Par conséquent il y a nécessité pour lui d'apporter la preuve de l'existence d'une clientèle propre (en cela, l'article L. 2124-32-1 se borne à rappeler une exigence ordinaire du droit commercial).
L'occupant ne pourra donc pas prétendre à la constitution d'un fonds de commerce s'il ne possède pas une clientèle autonome.
Celle-ci est constituée par l'ensemble des personnes se fournissant chez un commerçant ou recourant à ses services.
La question, classique devant les juridictions judiciaires (habituées à l'exercice d'une appréciation factuelle), consiste à savoir précisément à partir de quand une telle clientèle voit le jour et « disparaît ».
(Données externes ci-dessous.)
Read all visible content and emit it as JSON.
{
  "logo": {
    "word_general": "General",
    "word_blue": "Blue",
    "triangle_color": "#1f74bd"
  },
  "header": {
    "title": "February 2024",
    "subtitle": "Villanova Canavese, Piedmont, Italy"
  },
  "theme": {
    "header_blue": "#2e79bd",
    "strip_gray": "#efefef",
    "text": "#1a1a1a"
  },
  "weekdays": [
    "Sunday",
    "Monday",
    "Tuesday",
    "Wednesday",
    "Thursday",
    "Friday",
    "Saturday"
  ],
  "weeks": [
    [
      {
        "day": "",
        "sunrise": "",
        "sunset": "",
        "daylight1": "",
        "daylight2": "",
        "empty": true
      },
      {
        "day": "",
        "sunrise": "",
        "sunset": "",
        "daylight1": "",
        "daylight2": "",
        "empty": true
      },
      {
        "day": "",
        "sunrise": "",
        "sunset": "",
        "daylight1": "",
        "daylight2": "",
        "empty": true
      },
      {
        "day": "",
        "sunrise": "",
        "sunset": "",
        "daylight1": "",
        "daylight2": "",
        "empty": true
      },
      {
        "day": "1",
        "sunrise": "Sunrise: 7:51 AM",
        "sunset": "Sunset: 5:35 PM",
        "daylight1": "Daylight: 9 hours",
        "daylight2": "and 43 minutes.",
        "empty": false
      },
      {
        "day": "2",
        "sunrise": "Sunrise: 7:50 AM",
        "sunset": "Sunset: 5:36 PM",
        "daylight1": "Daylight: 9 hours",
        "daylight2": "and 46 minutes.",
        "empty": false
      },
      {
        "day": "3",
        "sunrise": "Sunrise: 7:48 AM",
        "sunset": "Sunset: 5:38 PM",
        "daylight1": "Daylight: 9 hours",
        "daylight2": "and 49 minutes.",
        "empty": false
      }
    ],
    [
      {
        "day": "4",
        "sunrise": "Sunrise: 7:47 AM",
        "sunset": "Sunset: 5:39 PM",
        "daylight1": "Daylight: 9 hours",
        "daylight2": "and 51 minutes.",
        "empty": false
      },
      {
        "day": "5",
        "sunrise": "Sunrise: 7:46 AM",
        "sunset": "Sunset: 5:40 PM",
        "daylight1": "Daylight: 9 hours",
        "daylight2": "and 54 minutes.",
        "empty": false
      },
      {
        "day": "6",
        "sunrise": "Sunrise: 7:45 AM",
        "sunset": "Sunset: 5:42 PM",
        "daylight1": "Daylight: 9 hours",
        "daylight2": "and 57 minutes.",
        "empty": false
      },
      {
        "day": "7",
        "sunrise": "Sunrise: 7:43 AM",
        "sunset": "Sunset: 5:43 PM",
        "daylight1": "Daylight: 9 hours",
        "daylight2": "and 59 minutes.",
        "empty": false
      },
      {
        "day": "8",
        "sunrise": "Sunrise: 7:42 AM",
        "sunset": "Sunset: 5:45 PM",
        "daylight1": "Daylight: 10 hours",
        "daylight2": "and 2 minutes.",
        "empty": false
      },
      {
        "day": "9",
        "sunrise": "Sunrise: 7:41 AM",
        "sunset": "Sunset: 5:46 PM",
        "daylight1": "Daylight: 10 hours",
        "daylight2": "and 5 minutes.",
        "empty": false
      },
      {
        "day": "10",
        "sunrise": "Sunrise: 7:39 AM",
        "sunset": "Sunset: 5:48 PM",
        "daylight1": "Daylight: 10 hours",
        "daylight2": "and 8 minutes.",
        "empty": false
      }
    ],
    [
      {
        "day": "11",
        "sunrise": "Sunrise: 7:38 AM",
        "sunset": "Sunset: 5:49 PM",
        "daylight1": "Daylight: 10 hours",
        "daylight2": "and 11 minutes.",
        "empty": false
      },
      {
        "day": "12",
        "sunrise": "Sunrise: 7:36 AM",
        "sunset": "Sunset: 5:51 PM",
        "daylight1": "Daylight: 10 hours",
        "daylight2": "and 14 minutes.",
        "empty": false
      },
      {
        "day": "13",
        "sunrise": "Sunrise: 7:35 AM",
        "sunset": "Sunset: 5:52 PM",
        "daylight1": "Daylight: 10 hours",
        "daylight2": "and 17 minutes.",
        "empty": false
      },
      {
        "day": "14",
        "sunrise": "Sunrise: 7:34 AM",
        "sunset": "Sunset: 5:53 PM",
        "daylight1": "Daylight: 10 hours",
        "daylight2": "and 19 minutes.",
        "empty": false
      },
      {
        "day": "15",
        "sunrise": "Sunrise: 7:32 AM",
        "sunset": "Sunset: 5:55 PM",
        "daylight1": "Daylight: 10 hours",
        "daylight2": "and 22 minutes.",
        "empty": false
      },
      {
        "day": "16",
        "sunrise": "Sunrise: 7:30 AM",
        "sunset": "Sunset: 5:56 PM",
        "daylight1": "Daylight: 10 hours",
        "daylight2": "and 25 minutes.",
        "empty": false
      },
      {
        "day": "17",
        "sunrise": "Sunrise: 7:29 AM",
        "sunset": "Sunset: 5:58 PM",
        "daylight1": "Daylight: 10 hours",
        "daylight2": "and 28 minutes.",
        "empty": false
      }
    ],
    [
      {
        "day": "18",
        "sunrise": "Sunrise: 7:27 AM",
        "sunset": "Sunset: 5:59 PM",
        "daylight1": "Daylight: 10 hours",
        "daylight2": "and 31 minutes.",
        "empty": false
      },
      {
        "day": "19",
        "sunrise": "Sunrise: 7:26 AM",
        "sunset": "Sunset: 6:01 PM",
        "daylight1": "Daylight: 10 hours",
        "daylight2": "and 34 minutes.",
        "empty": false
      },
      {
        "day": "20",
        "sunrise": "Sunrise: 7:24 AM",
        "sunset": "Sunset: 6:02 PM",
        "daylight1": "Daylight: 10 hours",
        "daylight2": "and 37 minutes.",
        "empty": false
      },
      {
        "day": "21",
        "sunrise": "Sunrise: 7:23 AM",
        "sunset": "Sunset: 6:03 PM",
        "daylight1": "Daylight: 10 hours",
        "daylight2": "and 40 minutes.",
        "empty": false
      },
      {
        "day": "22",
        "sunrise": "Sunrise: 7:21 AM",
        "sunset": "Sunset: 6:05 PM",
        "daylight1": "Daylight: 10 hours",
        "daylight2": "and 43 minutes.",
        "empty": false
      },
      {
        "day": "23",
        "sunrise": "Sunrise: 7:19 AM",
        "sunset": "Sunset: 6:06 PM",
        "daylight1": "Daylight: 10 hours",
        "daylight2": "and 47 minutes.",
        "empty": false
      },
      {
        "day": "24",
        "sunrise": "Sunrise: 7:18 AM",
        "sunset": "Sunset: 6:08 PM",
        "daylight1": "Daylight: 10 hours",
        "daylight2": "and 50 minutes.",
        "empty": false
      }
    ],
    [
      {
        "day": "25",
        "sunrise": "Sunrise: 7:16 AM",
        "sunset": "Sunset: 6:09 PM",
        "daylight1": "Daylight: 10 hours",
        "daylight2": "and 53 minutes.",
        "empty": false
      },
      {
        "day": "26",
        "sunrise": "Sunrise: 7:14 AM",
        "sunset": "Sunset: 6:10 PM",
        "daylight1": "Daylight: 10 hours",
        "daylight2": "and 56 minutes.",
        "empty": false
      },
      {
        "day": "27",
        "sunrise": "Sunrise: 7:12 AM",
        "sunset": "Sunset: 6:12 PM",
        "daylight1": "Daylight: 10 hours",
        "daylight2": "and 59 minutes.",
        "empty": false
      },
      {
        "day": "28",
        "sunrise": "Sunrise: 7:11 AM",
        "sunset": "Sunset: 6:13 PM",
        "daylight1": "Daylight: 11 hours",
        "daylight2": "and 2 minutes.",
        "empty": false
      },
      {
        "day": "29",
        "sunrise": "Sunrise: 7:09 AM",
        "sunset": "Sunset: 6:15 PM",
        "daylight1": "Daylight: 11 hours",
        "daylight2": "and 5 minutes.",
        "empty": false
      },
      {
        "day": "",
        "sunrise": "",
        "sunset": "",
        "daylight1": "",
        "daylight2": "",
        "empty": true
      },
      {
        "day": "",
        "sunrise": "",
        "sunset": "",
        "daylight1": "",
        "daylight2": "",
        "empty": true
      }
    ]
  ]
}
Autrement dit, la clientèle ne saurait se confondre avec les usagers du domaine public.
Cette distinction essentielle sera très discriminante dans la constitution du fonds de commerce car pour qu'il y ait clientèle propre, il faudra que les clients du commerçant ne passent sur le domaine public uniquement parce qu'ils souhaitent se rendre chez lui.
S'ils vont s'y fournir en tant qu'usagers du domaine public - c'est-à-dire parce que leur intention originelle et principale consiste à utiliser le domaine public ou à profiter du service public auquel celui-ci est affecté -, ils ne sauraient être considérés comme faisant partie de la clientèle propre du commerçant (puisqu'ils se rattachent en quelque sorte au domaine public et non à une clientèle commerciale distincte).
Les juridictions saisies se forgeront leur conviction en fonction d'éléments de fait, à titre d'illustration :
· Si la clientèle du commerçant continue à exister alors qu'il n'est plus implanté sur le domaine public, ce sera une clientèle propre ;
· De même, si le commerce demeure accessible à la clientèle alors que la dépendance domaniale d'implantation est momentanément fermée au public.
· Il faudra, entre autres, examiner les accès du commerce et déterminer si celui-ci est « divisible » ou « dissociable » du domaine public.
· Et le commerçant devra bénéficier d'une autonomie de gestion vis-à-vis du gestionnaire du domaine public afin de pouvoir faire reconnaître sa propre clientèle. Cette exigence exclura sans doute de nombreux commerces du bénéfice des dispositions de l'article L. 2124-32-1 du CGPPP (comme ceux situés dans les gares, les aéroports ou les parcs publics clos, sans accès propre). En revanche, il ne devrait pas y avoir de difficulté pour faire reconnaître la clientèle des commerçants des halles et marchés.
Cette analyse, qui devra être conduite pour les commerçants occupant le domaine public, correspond à celle qui se rencontre en droit commercial à propos des « commerces inclus », s'agissant de l'exploitation des entreprises commerciales situées dans l'enceinte d'autres entreprises (dans les supermarchés par exemple).